Adjusting the classification threshold changes precision and recall in opposite directions:

from sklearn.metrics import precision_recall_curve
import matplotlib.pyplot as plt
# Get probability scores
y_prob = model.predict_proba(X_test)[:, 1]
precisions, recalls, thresholds = precision_recall_curve(y_test, y_prob)
plt.plot(recalls, precisions)
plt.xlabel('Recall')
plt.ylabel('Precision')
plt.title('Precision-Recall Curve')
plt.fill_between(recalls, precisions, alpha=0.2)
# Area Under PR Curve (AUPRC) — higher = better
from sklearn.metrics import average_precision_score
auprc = average_precision_score(y_test, y_prob)
print(f"AUPRC: {auprc:.4f}")

Choosing a Threshold

import numpy as np
# Find threshold that maximizes F1
f1_scores = 2 * precisions * recalls / (precisions + recalls + 1e-8)
best_idx = np.argmax(f1_scores)
best_threshold = thresholds[best_idx]
print(f"Best threshold: {best_threshold:.3f}, F1: {f1_scores[best_idx]:.4f}")
# Apply custom threshold
y_pred_custom = (y_prob >= best_threshold).astype(int)
# Or optimize for recall (catch as many positives as possible)
# Find threshold where recall >= 0.95
recall_target_idx = np.where(recalls >= 0.95)[0][-1]
high_recall_threshold = thresholds[recall_target_idx]
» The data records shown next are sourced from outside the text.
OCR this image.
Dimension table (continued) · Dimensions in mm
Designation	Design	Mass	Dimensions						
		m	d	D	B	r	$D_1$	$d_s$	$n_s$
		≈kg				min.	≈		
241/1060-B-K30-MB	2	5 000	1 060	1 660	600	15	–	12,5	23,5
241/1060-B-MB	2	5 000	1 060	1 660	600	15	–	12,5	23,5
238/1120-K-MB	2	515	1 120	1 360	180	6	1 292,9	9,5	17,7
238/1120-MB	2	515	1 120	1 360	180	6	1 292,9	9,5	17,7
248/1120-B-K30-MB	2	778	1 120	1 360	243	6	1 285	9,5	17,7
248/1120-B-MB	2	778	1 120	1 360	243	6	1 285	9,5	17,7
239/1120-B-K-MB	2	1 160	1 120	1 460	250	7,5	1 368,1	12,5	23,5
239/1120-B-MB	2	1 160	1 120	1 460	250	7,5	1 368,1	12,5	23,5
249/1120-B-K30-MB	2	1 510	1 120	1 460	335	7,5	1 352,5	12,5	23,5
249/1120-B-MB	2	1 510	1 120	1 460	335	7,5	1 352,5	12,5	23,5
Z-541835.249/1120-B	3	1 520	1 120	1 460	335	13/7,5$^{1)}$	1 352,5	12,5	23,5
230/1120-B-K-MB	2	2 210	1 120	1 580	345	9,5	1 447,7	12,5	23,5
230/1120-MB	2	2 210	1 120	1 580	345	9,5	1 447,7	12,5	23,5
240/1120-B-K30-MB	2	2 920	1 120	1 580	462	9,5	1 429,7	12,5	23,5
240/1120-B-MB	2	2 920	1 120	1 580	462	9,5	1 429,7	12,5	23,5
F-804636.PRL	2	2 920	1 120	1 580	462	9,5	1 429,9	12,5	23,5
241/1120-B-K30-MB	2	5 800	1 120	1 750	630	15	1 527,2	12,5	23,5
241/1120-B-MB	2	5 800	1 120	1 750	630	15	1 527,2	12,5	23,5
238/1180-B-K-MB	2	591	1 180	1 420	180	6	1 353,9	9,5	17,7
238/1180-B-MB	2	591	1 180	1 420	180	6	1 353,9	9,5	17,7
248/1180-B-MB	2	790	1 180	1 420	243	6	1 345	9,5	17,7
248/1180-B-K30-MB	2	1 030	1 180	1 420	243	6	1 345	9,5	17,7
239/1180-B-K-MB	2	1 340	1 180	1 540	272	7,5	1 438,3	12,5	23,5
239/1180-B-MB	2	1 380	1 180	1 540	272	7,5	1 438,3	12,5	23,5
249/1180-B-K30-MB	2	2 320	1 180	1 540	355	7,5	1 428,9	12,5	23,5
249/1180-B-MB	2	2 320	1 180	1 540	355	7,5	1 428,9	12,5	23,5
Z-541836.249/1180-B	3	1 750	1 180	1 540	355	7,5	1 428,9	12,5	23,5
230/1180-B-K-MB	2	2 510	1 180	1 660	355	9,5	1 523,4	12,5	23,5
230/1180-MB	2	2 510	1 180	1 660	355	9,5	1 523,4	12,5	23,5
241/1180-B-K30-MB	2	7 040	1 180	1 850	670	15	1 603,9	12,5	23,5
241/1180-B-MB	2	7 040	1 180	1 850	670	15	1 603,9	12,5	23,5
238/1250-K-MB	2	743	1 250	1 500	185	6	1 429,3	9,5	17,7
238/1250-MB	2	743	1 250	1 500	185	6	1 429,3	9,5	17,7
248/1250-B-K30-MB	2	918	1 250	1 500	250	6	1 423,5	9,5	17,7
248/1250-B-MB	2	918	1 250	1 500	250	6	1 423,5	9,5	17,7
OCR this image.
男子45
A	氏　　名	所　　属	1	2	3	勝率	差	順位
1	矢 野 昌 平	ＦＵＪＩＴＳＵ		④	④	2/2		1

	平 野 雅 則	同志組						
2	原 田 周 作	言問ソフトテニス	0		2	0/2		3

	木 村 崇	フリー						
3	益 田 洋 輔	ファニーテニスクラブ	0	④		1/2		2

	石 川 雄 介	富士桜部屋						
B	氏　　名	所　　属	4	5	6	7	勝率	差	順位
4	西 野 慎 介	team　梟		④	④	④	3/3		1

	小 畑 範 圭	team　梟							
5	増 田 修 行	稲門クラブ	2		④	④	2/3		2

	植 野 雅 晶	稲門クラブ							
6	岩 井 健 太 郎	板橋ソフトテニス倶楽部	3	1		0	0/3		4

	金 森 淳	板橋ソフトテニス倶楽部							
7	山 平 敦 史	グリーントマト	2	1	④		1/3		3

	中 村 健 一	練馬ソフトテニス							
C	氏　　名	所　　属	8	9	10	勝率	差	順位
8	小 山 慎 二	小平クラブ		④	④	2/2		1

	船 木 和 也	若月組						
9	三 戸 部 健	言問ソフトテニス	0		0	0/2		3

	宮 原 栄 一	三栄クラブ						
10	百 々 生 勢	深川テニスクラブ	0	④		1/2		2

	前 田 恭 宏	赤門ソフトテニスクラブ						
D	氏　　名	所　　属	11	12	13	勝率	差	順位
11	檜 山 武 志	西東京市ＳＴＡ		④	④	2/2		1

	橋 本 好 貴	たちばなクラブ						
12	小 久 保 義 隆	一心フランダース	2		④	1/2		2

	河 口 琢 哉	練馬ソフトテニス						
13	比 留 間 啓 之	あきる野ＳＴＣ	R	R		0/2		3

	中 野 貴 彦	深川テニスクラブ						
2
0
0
sklearn Classification Report

from sklearn.metrics import classification_report
y_pred = model.predict(X_test)
print(classification_report(y_test, y_pred, target_names=['Normal', 'Fraud']))
# Output:
# precision recall f1-score support
#
# Normal 0.99 0.99 0.99 9800
# Fraud 0.72 0.68 0.70 200
#
# accuracy 0.98 10000
# macro avg 0.86 0.84 0.85 10000
# weighted avg 0.98 0.98 0.98 10000

Macro vs. Micro vs. Weighted Averaging

For multiclass problems, you need to combine per-class metrics:

from sklearn.metrics import f1_score
# Macro: simple average of per-class scores
# Use when all classes matter equally, regardless of size
macro_f1 = f1_score(y_test, y_pred, average='macro')
# Micro: aggregate TP/FP/FN across all classes, then compute
# Use when each instance matters equally
micro_f1 = f1_score(y_test, y_pred, average='micro')
# Weighted: weighted average by class support (number of samples)
# Use when class imbalance exists and larger classes matter more
weighted_f1 = f1_score(y_test, y_pred, average='weighted')
print(f"Macro F1: {macro_f1:.4f}")
print(f"Micro F1: {micro_f1:.4f}")
print(f"Weighted F1: {weighted_f1:.4f}")

F-Beta Score: Weighting Recall vs. Precision

F_β = (1 + β²) × Precision × Recall / (β² × Precision + Recall)
β < 1: Precision matters more (penalize false positives)
β = 1: Equal weight (standard F1)
β > 1: Recall matters more (penalize false negatives)
from sklearn.metrics import fbeta_score
# Medical screening: missing a disease (FN) is much worse than a false alarm (FP)
# β=2 means recall is twice as important as precision
f2 = fbeta_score(y_test, y_pred, beta=2)
print(f"F2 Score: {f2:.4f}")
# Spam filtering: user tolerates missed spam, hates losing legitimate mail
# β=0.5 means precision is twice as important as recall
f_half = fbeta_score(y_test, y_pred, beta=0.5)

Which Metric to Optimize?

Use CasePrimary MetricWhy
Medical diagnosisRecall (sensitivity)Missing a disease is costly
Spam detectionPrecisionBlocking real emails is worse than missing spam
Fraud detectionF1 or AUPRCBalance both, use PR curve to tune threshold
Information retrievalPrecision@KUser cares about top K results
Balanced classesAccuracySimple, meaningful when balanced

When classes are imbalanced, prefer F1 or AUPRC over accuracy. When the cost of FP ≠ cost of FN, tune the threshold explicitly using the precision-recall curve.